Con el fallecimiento de Teresa Ana Galli desaparece una tenaz animadora de la cultura mendocina que se expresó en la promoción musical, las artes plásticas y la literatura. Formó parte de una élite que en la segunda mitad del siglo pasado entendía que el progreso no era tal si no incluía el despliegue de las artes y la constante ampliación de su público mediante una convocatoria cada vez más atractiva.
Desde el negocio familiar, la recordada Casa Galli, se ofreció la música en variados soportes e instrumentos, desde partituras hasta sofisticados equipos de audio, que iban acompañados de buenos consejos sobre qué escuchar y estímulo a buscar siempre algo más. Por allí pasaban los melómanos locales y destacados visitantes dado que los grandes sellos editores le tenían especial consideración para sus promociones.
El punto culminante de esa proyección fue la creación del Auditorio Galli en los setenta, en el nuevo local de la avenida San Martín, que Teresita dirigió con celo y generosidad, abriendo esa elegante sala a intérpretes que hicieron del lugar un punto de referencia artística ineludible.
Se había formado en Letras en la Universidad Nacional de Cuyo y era una lectora atenta, de mirada abierta, que conocía personalmente a numerosos autores y escribía con precisión y estilo, virtud que se proyectó incluso fuera del ámbito familiar y sus amistades. Se ocupó asimismo de la difusión del nutrido fondo de acuarelas del artista plástico afincado en Mendoza, Alejandro Chiapasco, que recrean el paisaje del desierto y sus oasis cultivados.
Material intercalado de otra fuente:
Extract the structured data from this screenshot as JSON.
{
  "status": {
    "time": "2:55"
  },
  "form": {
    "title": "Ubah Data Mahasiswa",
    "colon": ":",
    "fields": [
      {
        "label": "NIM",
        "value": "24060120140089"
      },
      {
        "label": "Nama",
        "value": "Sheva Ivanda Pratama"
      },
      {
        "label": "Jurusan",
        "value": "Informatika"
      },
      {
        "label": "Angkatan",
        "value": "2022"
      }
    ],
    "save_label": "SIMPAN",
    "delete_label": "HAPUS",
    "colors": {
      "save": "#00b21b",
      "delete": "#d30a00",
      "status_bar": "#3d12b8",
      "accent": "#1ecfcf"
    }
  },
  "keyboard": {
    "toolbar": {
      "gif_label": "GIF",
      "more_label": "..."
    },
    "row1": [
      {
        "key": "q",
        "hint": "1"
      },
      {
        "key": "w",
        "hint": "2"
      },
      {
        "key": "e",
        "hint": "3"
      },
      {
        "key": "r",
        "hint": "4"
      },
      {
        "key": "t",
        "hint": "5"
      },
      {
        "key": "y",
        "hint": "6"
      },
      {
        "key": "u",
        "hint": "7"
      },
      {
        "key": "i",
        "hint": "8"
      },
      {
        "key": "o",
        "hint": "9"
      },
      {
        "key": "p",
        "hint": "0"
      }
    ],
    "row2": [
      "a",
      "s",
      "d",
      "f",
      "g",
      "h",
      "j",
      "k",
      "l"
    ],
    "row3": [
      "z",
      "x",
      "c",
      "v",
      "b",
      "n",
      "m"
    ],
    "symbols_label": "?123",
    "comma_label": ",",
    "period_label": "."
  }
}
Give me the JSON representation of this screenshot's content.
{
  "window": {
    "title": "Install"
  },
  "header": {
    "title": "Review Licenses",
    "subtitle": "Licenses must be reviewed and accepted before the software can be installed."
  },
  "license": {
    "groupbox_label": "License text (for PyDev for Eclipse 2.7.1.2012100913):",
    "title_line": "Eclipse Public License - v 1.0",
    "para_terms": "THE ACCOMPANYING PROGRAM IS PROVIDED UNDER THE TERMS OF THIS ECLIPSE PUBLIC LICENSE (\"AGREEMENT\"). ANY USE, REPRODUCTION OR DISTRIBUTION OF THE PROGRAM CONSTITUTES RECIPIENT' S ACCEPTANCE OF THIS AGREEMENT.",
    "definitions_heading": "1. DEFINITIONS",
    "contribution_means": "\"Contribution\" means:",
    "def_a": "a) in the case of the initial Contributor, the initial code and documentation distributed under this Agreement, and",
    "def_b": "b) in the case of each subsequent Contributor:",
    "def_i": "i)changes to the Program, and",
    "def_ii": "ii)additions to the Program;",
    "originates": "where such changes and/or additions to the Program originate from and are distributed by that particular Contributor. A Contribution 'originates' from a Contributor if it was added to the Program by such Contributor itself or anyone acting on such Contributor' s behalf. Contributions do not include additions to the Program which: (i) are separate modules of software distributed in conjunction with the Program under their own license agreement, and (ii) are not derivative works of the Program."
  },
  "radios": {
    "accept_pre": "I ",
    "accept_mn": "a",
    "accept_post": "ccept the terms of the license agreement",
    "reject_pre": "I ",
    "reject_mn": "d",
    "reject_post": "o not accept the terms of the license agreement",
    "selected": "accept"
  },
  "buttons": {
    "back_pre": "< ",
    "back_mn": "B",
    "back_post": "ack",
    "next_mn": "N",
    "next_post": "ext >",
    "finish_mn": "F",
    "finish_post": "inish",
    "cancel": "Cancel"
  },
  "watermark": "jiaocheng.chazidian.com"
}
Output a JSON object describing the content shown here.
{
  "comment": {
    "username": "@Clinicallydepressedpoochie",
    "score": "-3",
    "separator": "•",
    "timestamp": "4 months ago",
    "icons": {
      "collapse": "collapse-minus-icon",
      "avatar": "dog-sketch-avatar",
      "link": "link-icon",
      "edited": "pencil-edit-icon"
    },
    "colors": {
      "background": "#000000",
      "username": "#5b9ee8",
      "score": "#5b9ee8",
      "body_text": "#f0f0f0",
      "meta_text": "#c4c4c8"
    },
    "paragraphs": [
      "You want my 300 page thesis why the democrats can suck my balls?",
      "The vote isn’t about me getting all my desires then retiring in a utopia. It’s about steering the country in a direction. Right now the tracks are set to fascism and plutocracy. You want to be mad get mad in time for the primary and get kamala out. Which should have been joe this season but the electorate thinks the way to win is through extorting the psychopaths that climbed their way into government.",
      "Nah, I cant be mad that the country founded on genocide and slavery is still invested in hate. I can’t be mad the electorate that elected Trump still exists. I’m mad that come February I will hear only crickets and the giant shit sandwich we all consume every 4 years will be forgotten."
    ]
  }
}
Amante de la montaña, organizaba paseos, ascensiones y caminatas conjuntamente con el profesor de griego y recordado andinista Vicente Cicchitti, integrante de la segunda expedición argentina al Himalaya (Dhaulagiri). El periodista Ignacio Zuleta recuerda con nostalgia esos grupos de montañeses aficionados y entusiastas: “tuvimos una vida allí”, dice. Actividades que no se limitaban a la provincia de Mendoza, puesto que visitaban otras regiones, como el norte neuquino, presidido por el volcán Domuyo.
Con su hermana Cristina y quien esto escribe participamos de una de esas cabalgatas, cruzando la Cordillera del Viento desde Tricao Malal hasta las lagunas de Epulafquen, pasando por la localidad de Las Ovejas donde conocimos a monseñor De Nevares. Fue en la fiesta del Día de la Virgen y, tratándose de quienes organizaban, no había en ello casualidad alguna. Una travesía mágica en la que además del paisaje y la aventura se disfrutaban fogones de alta cultura donde el profesor exponía su delicioso magisterio recurriendo a etimologías latinas, griegas y sánscritas. Nos sentábamos alrededor del fuego viajeros y baqueanos: don Ropágito de las Mercedes Olate y su hijo Rogelio.
La evocación de su andinismo entrañable no estaría completa si se omitiese su interés por el esquí, en las épocas en que los medios de elevación escaseaban y había que pisar las pistas para poder deslizarse en Vallecitos, en Penitentes y, oh maravilla, en Portillo. Cuando Tito Lowenstein construyó Las Leñas, estuvo entre sus primeros habitués.
Teresita vivía y expresaba cabalmente la inserción italiana en la Argentina, con la pasión propia de aquellos peninsulares que venían a construirse un porvenir en el país de acogida generosa. Mantuvo sus lazos familiares en la Toscana, con ramificaciones en Roma y Turín y muy fluidos con la colectividad en Mendoza. Ejerció también la docencia, por lo que solía encontrarse con antiguos alumnos que la recordaban y agradecían los conocimientos de ella recibidos. Los inducía a leer, base de la libertad de espíritu.
Para su familia cercana la Tere será siempre recordada como hermana y tía queridísima.
* El autor es politólogo y periodista. Integra la Fundación Frondizi.